Délivrée des terreurs que l'entreprise persane avait fait naître, la politique
carthaginoise porta de nouveau ses vues sur l'Espagne (516). On ne pouvait
mieux choisir le moment pour mener à bien une expédition de cette importance,
car un homme de génie était alors à la tête du gouvernement. Nous avons
nommé Magon, successeur de Malchus, et le vrai fondateur de la puissance de
Carthage1.
C'est pendant que l'illustre Magon est à la tête des affaires que, pour la première
fois, la République romaine et la République carthaginoise règlent leurs relations
internationales en un document diplomatique qui nous a été conservé. Pour la
première fois, l'historien les voit en présence l'une de l'autre, affirmant leur
coexistence politique, et stipulant des conditions destinées à assurer leur sécurité
réciproque.
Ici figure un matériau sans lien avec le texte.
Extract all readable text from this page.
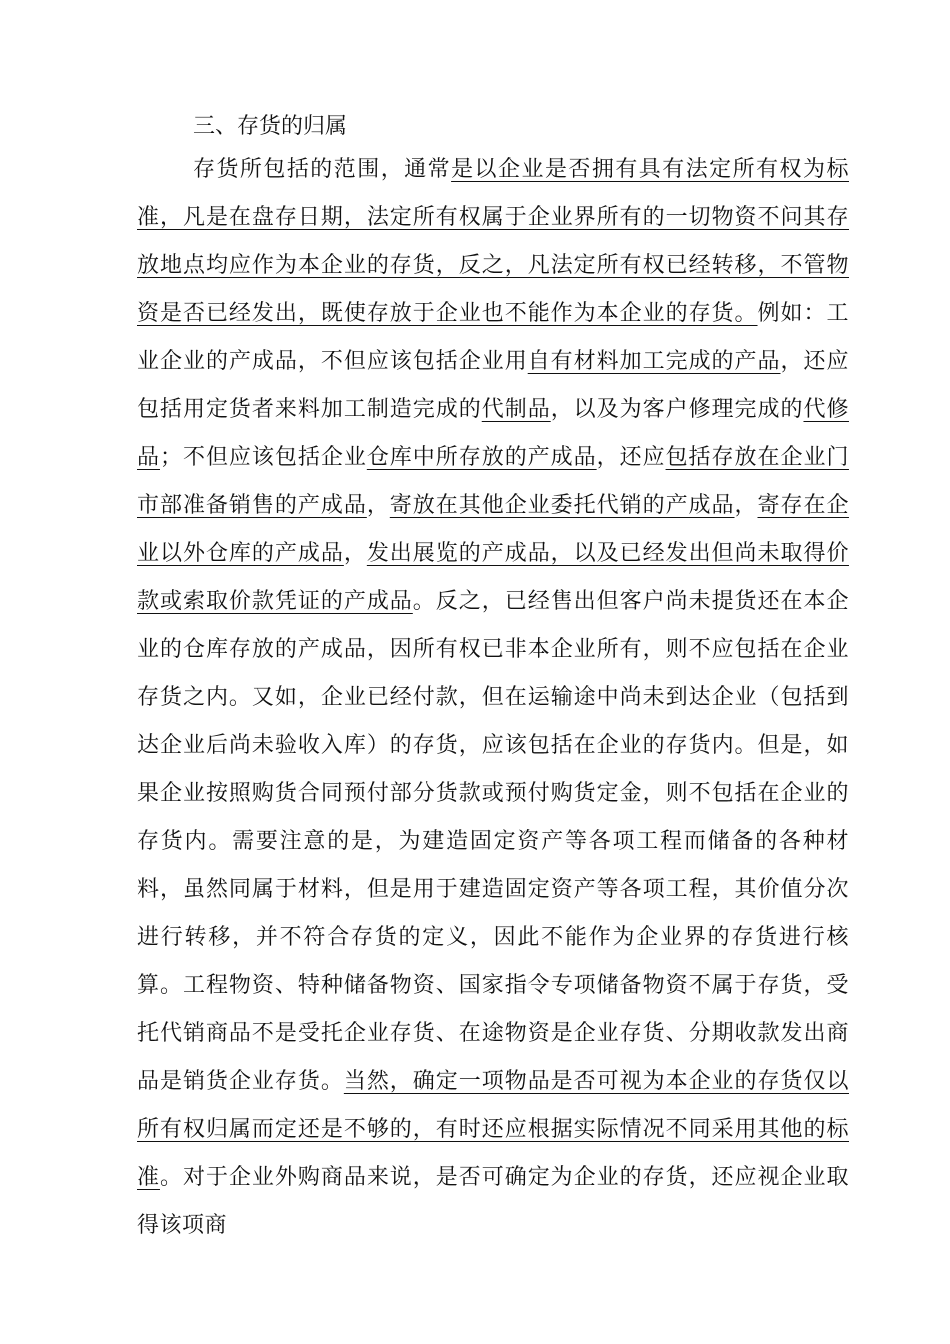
三、存货的归属

存货所包括的范围，通常是以企业是否拥有具有法定所有权为标准，凡是在盘存日期，法定所有权属于企业界所有的一切物资不问其存放地点均应作为本企业的存货，反之，凡法定所有权已经转移，不管物资是否已经发出，既使存放于企业也不能作为本企业的存货。例如：工业企业的产成品，不但应该包括企业用自有材料加工完成的产品，还应包括用定货者来料加工制造完成的代制品，以及为客户修理完成的代修品；不但应该包括企业仓库中所存放的产成品，还应包括存放在企业门市部准备销售的产成品，寄放在其他企业委托代销的产成品，寄存在企业以外仓库的产成品，发出展览的产成品，以及已经发出但尚未取得价款或索取价款凭证的产成品。反之，已经售出但客户尚未提货还在本企业的仓库存放的产成品，因所有权已非本企业所有，则不应包括在企业存货之内。又如，企业已经付款，但在运输途中尚未到达企业（包括到达企业后尚未验收入库）的存货，应该包括在企业的存货内。但是，如果企业按照购货合同预付部分货款或预付购货定金，则不包括在企业的存货内。需要注意的是，为建造固定资产等各项工程而储备的各种材料，虽然同属于材料，但是用于建造固定资产等各项工程，其价值分次进行转移，并不符合存货的定义，因此不能作为企业界的存货进行核算。工程物资、特种储备物资、国家指令专项储备物资不属于存货，受托代销商品不是受托企业存货、在途物资是企业存货、分期收款发出商品是销货企业存货。当然，确定一项物品是否可视为本企业的存货仅以所有权归属而定还是不够的，有时还应根据实际情况不同采用其他的标准。对于企业外购商品来说，是否可确定为企业的存货，还应视企业取得该项商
Maîtresse de la Corse, de la Sicile et de la Sardaigne, Carthage
trouvait dans cet archipel un dispositif d'approches tout naturel, et pouvait, de là,
enserrer étroitement la péninsule italique, dont les côtes occidentales n'étaient
plus couvertes. De leur côté, les Romains possédaient, dès cette époque, une
marine marchande qui, fouillant le golfe de Tunis, inquiétait parfois le
commerce de Carthage. Cette situation créa un rapprochement, et les deux
Républiques signèrent leur premier traité (509)2. Voici ce curieux monument
historique, dont Polybe nous donne le texte grec3 :
Amitié est conclue entre Rome et ses alliés, Carthage et ses alliés, à ces
conditions : les Romains et leurs alliés ne navigueront point au delà du Beau
Promontoire (promontorium Hermœum, aujourd'hui cap Bon ou Ras-Adder), à
moins qu'ils n'y soient poussés par la tempête ou la poursuite de quelque
ennemi. En ce cas, ils ne pourront acheter que ce qui leur sera nécessaire pour
radouber leurs vaisseaux ou faire leurs sacrifices. Ils seront tenus de s'éloigner
dans le délai de cinq jours. Les marchands qui se rendront à Carthage ne
pourront conclure aucune affaire commerciale sans le concours du crieur public
et du greffier. Tout ce qui sera vendu en Afrique ou en Sardaigne en présence de
ces deux témoins sera garanti au vendeur par la foi publique. Les Romains qui
viendront dans la partie de la Sicile soumise à Carthage y trouveront bonne
justice. Les Carthaginois s'engagent à respecter les Ardéates, les Antiates, les
Laurentins, les
1 Justin, XVIII, VII ; XIX, I.
Le grand homme dont il est ici question s'appelait, au dire d'Hérodote, Hannon
et non point Magon. Saint Jean Chrysostome l'appelle aussi Hannon (Orat. V,
1.)
Cicéron parle de ses richesses (Tusculanes, V, XXXII.) — Pline (VIII, XXXVI)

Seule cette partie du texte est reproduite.